(Черновые отрывки из 3-й части)
Один из могикан (Князь Кис-ме-квик)
(Очерк)
В нем были слабости, Была и добродетель: О первых знает всяк,— Последней бог свидетель. Эпитафия
I
Я не могу сказать о нем, что его «схоронили и позабыли», потому что он умер только вчера, а <позабыли его> гораздо ранее*. Его свеча догорала тихо и одиноко, может быть и она немножко коптила, потому что на ней собралось немало нагара; но все-таки он досидел при ней до своей поздней ночи и видел все без очков и довольно ясно. Она погасла четыре дня тому назад в его небольшой оригинальной квартире, где он проводил свою оригинальную жизнь. Это было здесь, в Петербурге, которого он не только не любил, но даже ненавидел, а под конец даже и презирал и как бы в наказание за то осужден был провести здесь свои последние годы — годы упадка своих сил, значения и состояния, которые он растратил многоразличными способами. К последней поре у него оставалось только то, что теперь едва ли что-нибудь стоит: именно честь и независимость убеждений да те слабости, на которые намекает сочиненная мною ему эпитафия.

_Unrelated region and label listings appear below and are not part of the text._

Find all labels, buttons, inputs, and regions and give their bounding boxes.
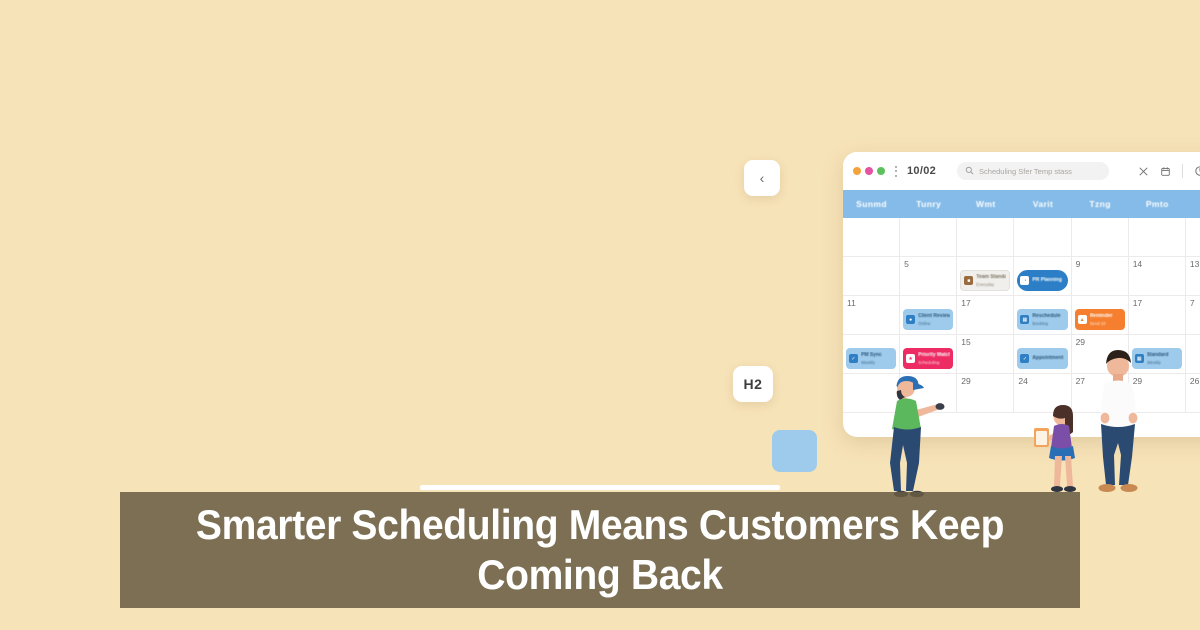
day-header-0: Sunmd: [843, 190, 900, 218]
calendar-cell[interactable]: 17: [957, 296, 1014, 335]
day-header-5: Pmto: [1129, 190, 1186, 218]
calendar-day-number: 29: [961, 377, 1013, 386]
calendar-day-number: 17: [961, 299, 1013, 308]
calendar-cell[interactable]: [900, 218, 957, 257]
calendar-cell[interactable]: [1072, 218, 1129, 257]
calendar-day-number: 26: [1190, 377, 1200, 386]
search-input-value: Scheduling Sfer Temp stass: [979, 167, 1072, 176]
calendar-cell[interactable]: [1129, 218, 1186, 257]
calendar-cell[interactable]: 5: [900, 257, 957, 296]
event-title: Client Review: [918, 313, 950, 319]
event-title: Priority Match: [918, 352, 950, 358]
clock-icon: ◔: [1020, 276, 1029, 285]
event-subtitle: Everyday: [976, 282, 1006, 287]
calendar-event-chip[interactable]: ✓Appointment: [1017, 348, 1067, 369]
calendar-day-number: 14: [1133, 260, 1185, 269]
event-subtitle: Scheduling: [918, 360, 950, 365]
event-text: ReminderSend 10: [1090, 313, 1122, 326]
event-title: Reschedule: [1032, 313, 1064, 319]
event-title: Team Standard: [976, 274, 1006, 280]
event-text: PM SyncWeekly: [861, 352, 893, 365]
page-title: Smarter Scheduling Means Customers Keep …: [167, 500, 1034, 599]
star-icon: ★: [906, 354, 915, 363]
h2-chip-label: H2: [744, 376, 763, 392]
event-title: PM Sync: [861, 352, 893, 358]
calendar-cell[interactable]: [843, 257, 900, 296]
calendar-cell[interactable]: [1186, 335, 1200, 374]
person-green-shirt: [880, 368, 950, 500]
calendar-toolbar: 10/02 Scheduling Sfer Temp stass: [843, 152, 1200, 190]
event-title: Standard: [1147, 352, 1179, 358]
event-text: PR Planning: [1032, 277, 1064, 285]
calendar-cell[interactable]: 11: [843, 296, 900, 335]
calendar-cell[interactable]: [1186, 218, 1200, 257]
event-text: StandardWeekly: [1147, 352, 1179, 365]
event-subtitle: Booking: [1032, 321, 1064, 326]
calendar-day-number: 11: [847, 299, 899, 308]
event-text: Team StandardEveryday: [976, 274, 1006, 287]
check-icon: ✓: [849, 354, 858, 363]
green-dot-icon[interactable]: [877, 167, 885, 175]
calendar-event-chip[interactable]: ▦RescheduleBooking: [1017, 309, 1067, 330]
calendar-cell[interactable]: 13: [1186, 257, 1200, 296]
calendar-cell[interactable]: 15: [957, 335, 1014, 374]
calendar-event-chip[interactable]: ◔PR Planning: [1017, 270, 1067, 291]
calendar-cell[interactable]: 26: [1186, 374, 1200, 413]
calendar-cell[interactable]: [1014, 218, 1071, 257]
calendar-cell[interactable]: ●Client ReviewOnline: [900, 296, 957, 335]
kebab-menu-icon[interactable]: [894, 166, 897, 177]
day-header-1: Tunry: [900, 190, 957, 218]
back-button[interactable]: ‹: [744, 160, 780, 196]
bell-icon: ▲: [1078, 315, 1087, 324]
event-subtitle: Online: [918, 321, 950, 326]
briefcase-icon: ■: [964, 276, 973, 285]
h2-chip[interactable]: H2: [733, 366, 773, 402]
calendar-cell[interactable]: 7: [1186, 296, 1200, 335]
calendar-day-number: 15: [961, 338, 1013, 347]
title-divider: [420, 485, 780, 490]
chevron-left-icon: ‹: [760, 171, 765, 185]
calendar-day-number: 24: [1018, 377, 1070, 386]
calendar-cell[interactable]: 9: [1072, 257, 1129, 296]
slide-stage: 10/02 Scheduling Sfer Temp stass: [0, 0, 1200, 630]
search-input[interactable]: Scheduling Sfer Temp stass: [957, 162, 1109, 180]
calendar-day-number: 9: [1076, 260, 1128, 269]
event-text: Client ReviewOnline: [918, 313, 950, 326]
grid-icon: ▦: [1020, 315, 1029, 324]
calendar-cell[interactable]: ■Team StandardEveryday: [957, 257, 1014, 296]
blue-square-accent: [772, 430, 817, 472]
toolbar-divider: [1182, 164, 1183, 178]
event-text: RescheduleBooking: [1032, 313, 1064, 326]
calendar-cell[interactable]: ✓Appointment: [1014, 335, 1071, 374]
calendar-cell[interactable]: [957, 218, 1014, 257]
person-white-shirt: [1087, 344, 1149, 496]
calendar-event-chip[interactable]: ★Priority MatchScheduling: [903, 348, 953, 369]
event-title: PR Planning: [1032, 277, 1064, 283]
toolbar-date-label: 10/02: [907, 165, 936, 177]
calendar-icon[interactable]: [1160, 166, 1171, 177]
calendar-event-chip[interactable]: ▲ReminderSend 10: [1075, 309, 1125, 330]
day-header-2: Wmt: [957, 190, 1014, 218]
window-controls[interactable]: [853, 167, 885, 175]
orange-dot-icon[interactable]: [853, 167, 861, 175]
title-banner: Smarter Scheduling Means Customers Keep …: [120, 492, 1080, 608]
close-icon[interactable]: [1138, 166, 1149, 177]
event-text: Appointment: [1032, 355, 1064, 363]
event-title: Reminder: [1090, 313, 1122, 319]
calendar-event-chip[interactable]: ■Team StandardEveryday: [960, 270, 1010, 291]
calendar-day-number: 5: [904, 260, 956, 269]
calendar-day-number: 13: [1190, 260, 1200, 269]
event-subtitle: Send 10: [1090, 321, 1122, 326]
calendar-event-chip[interactable]: ●Client ReviewOnline: [903, 309, 953, 330]
toolbar-actions: [1138, 164, 1200, 178]
calendar-day-number: 7: [1190, 299, 1200, 308]
calendar-cell[interactable]: 14: [1129, 257, 1186, 296]
person-purple-top: [1032, 396, 1088, 496]
event-subtitle: Weekly: [1147, 360, 1179, 365]
event-title: Appointment: [1032, 355, 1064, 361]
calendar-event-chip[interactable]: ✓PM SyncWeekly: [846, 348, 896, 369]
event-text: Priority MatchScheduling: [918, 352, 950, 365]
check-icon: ✓: [1020, 354, 1029, 363]
calendar-cell[interactable]: [843, 218, 900, 257]
day-header-4: Tzng: [1072, 190, 1129, 218]
pink-dot-icon[interactable]: [865, 167, 873, 175]
calendar-cell[interactable]: 17: [1129, 296, 1186, 335]
calendar-cell[interactable]: ▦RescheduleBooking: [1014, 296, 1071, 335]
user-icon: ●: [906, 315, 915, 324]
day-header-3: Varit: [1014, 190, 1071, 218]
search-icon: [965, 162, 974, 180]
calendar-cell[interactable]: 29: [957, 374, 1014, 413]
clock-icon[interactable]: [1194, 165, 1200, 177]
event-subtitle: Weekly: [861, 360, 893, 365]
calendar-day-number: 17: [1133, 299, 1185, 308]
calendar-day-headers: SunmdTunryWmtVaritTzngPmtoTatv: [843, 190, 1200, 218]
calendar-cell[interactable]: ◔PR Planning: [1014, 257, 1071, 296]
day-header-6: Tatv: [1186, 190, 1200, 218]
calendar-cell[interactable]: ▲ReminderSend 10: [1072, 296, 1129, 335]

А было время, и относительно весьма недавнее время, когда его очень знали и одни его очень любили, другие им хвастались, третьи его побаивались и не было никого, кто бы его не уважал… в душе. О, разумеется, только в душе! Но, однако, и так не было ни одного человека, который бы решился громко возражать против того, что князь Яков Львович Протозанов, или, как его в шутку звали, «князь Кис-ме-квик», самый добрый и благородный человек, какого только можно пожелать встретить. А он, по правде говоря, был человек довольно обыкновенный и ума не самого дальнего, но было в нем нечто такое, что делало его весьма милым, интересным и замечательным явлением в преходящей жизни.

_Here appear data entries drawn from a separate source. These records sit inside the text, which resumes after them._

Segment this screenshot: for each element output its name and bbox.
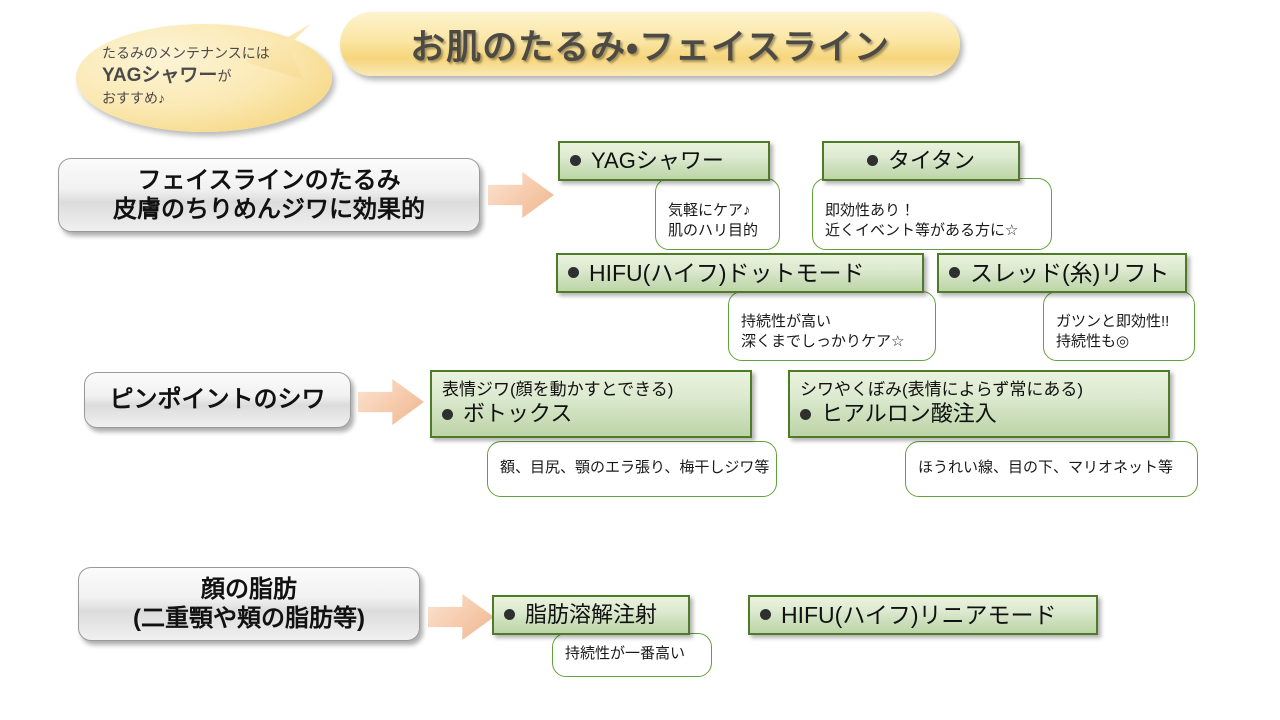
bubble-line-2-strong: YAGシャワー xyxy=(102,65,217,86)
treatment-name: スレッド(糸)リフト xyxy=(970,259,1169,287)
treatment-subtitle: 表情ジワ(顔を動かすとできる) xyxy=(442,380,740,400)
callout-botox: 額、目尻、顎のエラ張り、梅干しジワ等 xyxy=(487,441,777,497)
callout-line: ほうれい線、目の下、マリオネット等 xyxy=(918,458,1187,478)
treatment-name: ボトックス xyxy=(463,401,572,428)
callout-titan: 即効性あり！ 近くイベント等がある方に☆ xyxy=(812,178,1052,250)
treatment-name: 脂肪溶解注射 xyxy=(525,602,657,629)
arrow-icon-section-2 xyxy=(358,379,424,425)
treatment-box-thread-lift[interactable]: スレッド(糸)リフト xyxy=(937,253,1187,293)
callout-line: 額、目尻、顎のエラ張り、梅干しジワ等 xyxy=(500,458,766,478)
bullet-icon xyxy=(570,155,581,166)
bullet-icon xyxy=(949,267,960,278)
bullet-icon xyxy=(800,409,811,420)
callout-yag: 気軽にケア♪ 肌のハリ目的 xyxy=(655,178,780,250)
arrow-icon-section-1 xyxy=(488,172,554,218)
treatment-subtitle: シワやくぼみ(表情によらず常にある) xyxy=(800,380,1158,400)
callout-line: 肌のハリ目的 xyxy=(668,221,769,241)
bubble-line-1: たるみのメンテナンスには xyxy=(102,44,317,63)
speech-bubble-text: たるみのメンテナンスには YAGシャワーが おすすめ♪ xyxy=(102,44,317,108)
bubble-line-3: おすすめ♪ xyxy=(102,89,317,108)
callout-line: 持続性も◎ xyxy=(1056,332,1184,352)
callout-line: 深くまでしっかりケア☆ xyxy=(741,332,925,352)
bubble-line-2: YAGシャワーが xyxy=(102,63,317,89)
treatment-name: HIFU(ハイフ)ドットモード xyxy=(589,259,865,287)
category-label: ピンポイントのシワ xyxy=(110,385,326,414)
bullet-icon xyxy=(760,609,771,620)
treatment-title: HIFU(ハイフ)ドットモード xyxy=(568,259,912,287)
treatment-name: HIFU(ハイフ)リニアモード xyxy=(781,601,1057,629)
speech-bubble: たるみのメンテナンスには YAGシャワーが おすすめ♪ xyxy=(76,18,344,136)
arrow-icon-section-3 xyxy=(428,594,494,640)
callout-line: ガツンと即効性!! xyxy=(1056,312,1184,332)
bullet-icon xyxy=(442,409,453,420)
category-box-facial-fat: 顔の脂肪 (二重顎や頬の脂肪等) xyxy=(78,567,420,641)
treatment-name: タイタン xyxy=(888,148,975,175)
page-title-text: お肌のたるみ・フェイスライン xyxy=(410,19,890,70)
callout-hifu-dot: 持続性が高い 深くまでしっかりケア☆ xyxy=(728,291,936,361)
callout-line: 持続性が一番高い xyxy=(565,644,701,664)
callout-hyaluronic-acid: ほうれい線、目の下、マリオネット等 xyxy=(905,441,1198,497)
bullet-icon xyxy=(568,267,579,278)
treatment-title: タイタン xyxy=(834,148,1008,175)
treatment-title: スレッド(糸)リフト xyxy=(949,259,1175,287)
treatment-title: HIFU(ハイフ)リニアモード xyxy=(760,601,1086,629)
treatment-box-hifu-linear[interactable]: HIFU(ハイフ)リニアモード xyxy=(748,595,1098,635)
treatment-box-hyaluronic-acid[interactable]: シワやくぼみ(表情によらず常にある) ヒアルロン酸注入 xyxy=(788,370,1170,438)
treatment-box-fat-dissolving[interactable]: 脂肪溶解注射 xyxy=(492,595,690,635)
callout-line: 近くイベント等がある方に☆ xyxy=(825,221,1041,241)
treatment-title: ヒアルロン酸注入 xyxy=(800,401,1158,428)
treatment-box-hifu-dot[interactable]: HIFU(ハイフ)ドットモード xyxy=(556,253,924,293)
diagram-canvas: たるみのメンテナンスには YAGシャワーが おすすめ♪ お肌のたるみ・フェイスラ… xyxy=(0,0,1280,720)
page-title: お肌のたるみ・フェイスライン xyxy=(340,12,960,76)
category-box-sagging: フェイスラインのたるみ 皮膚のちりめんジワに効果的 xyxy=(58,158,480,232)
category-box-pinpoint-wrinkles: ピンポイントのシワ xyxy=(84,372,351,428)
callout-line: 即効性あり！ xyxy=(825,201,1041,221)
treatment-title: YAGシャワー xyxy=(570,148,758,175)
treatment-title: 脂肪溶解注射 xyxy=(504,602,678,629)
category-label: 顔の脂肪 (二重顎や頬の脂肪等) xyxy=(133,575,365,634)
callout-line: 気軽にケア♪ xyxy=(668,201,769,221)
treatment-name: ヒアルロン酸注入 xyxy=(821,401,997,428)
treatment-box-botox[interactable]: 表情ジワ(顔を動かすとできる) ボトックス xyxy=(430,370,752,438)
callout-line: 持続性が高い xyxy=(741,312,925,332)
category-label: フェイスラインのたるみ 皮膚のちりめんジワに効果的 xyxy=(113,166,425,225)
callout-thread-lift: ガツンと即効性!! 持続性も◎ xyxy=(1043,291,1195,361)
bubble-line-2-tail: が xyxy=(217,68,231,84)
bullet-icon xyxy=(867,155,878,166)
callout-fat-dissolving: 持続性が一番高い xyxy=(552,633,712,677)
bullet-icon xyxy=(504,609,515,620)
treatment-box-titan[interactable]: タイタン xyxy=(822,141,1020,181)
treatment-title: ボトックス xyxy=(442,401,740,428)
treatment-name: YAGシャワー xyxy=(591,148,724,175)
treatment-box-yag[interactable]: YAGシャワー xyxy=(558,141,770,181)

Он именно был явление, и сам смотрел на себя как на странное явление. Странного в нем было много, и, между прочим, то, что он не только понимал в совершенстве себя и свое время, но даже превосходно судил о том, чего не понимал вовсе.
— Ma foi,[85] — говаривал он иногда, — я говорил так и вижу, что это так следовало; а по правде сказать вам, я об этом никогда не думал и сам этого не понимаю.
Если бы он был так пуст, чтобы заниматься спиритизмом, он мог бы подозревать в себе медиумизм, а если бы он был тщеславен и любил громкие слова, то он мог бы говорить, что у него, как у Сократа, был свой демон. Но у него ничего не было: ни демона, ни медиумизма, — у него было свое чутье и благородство.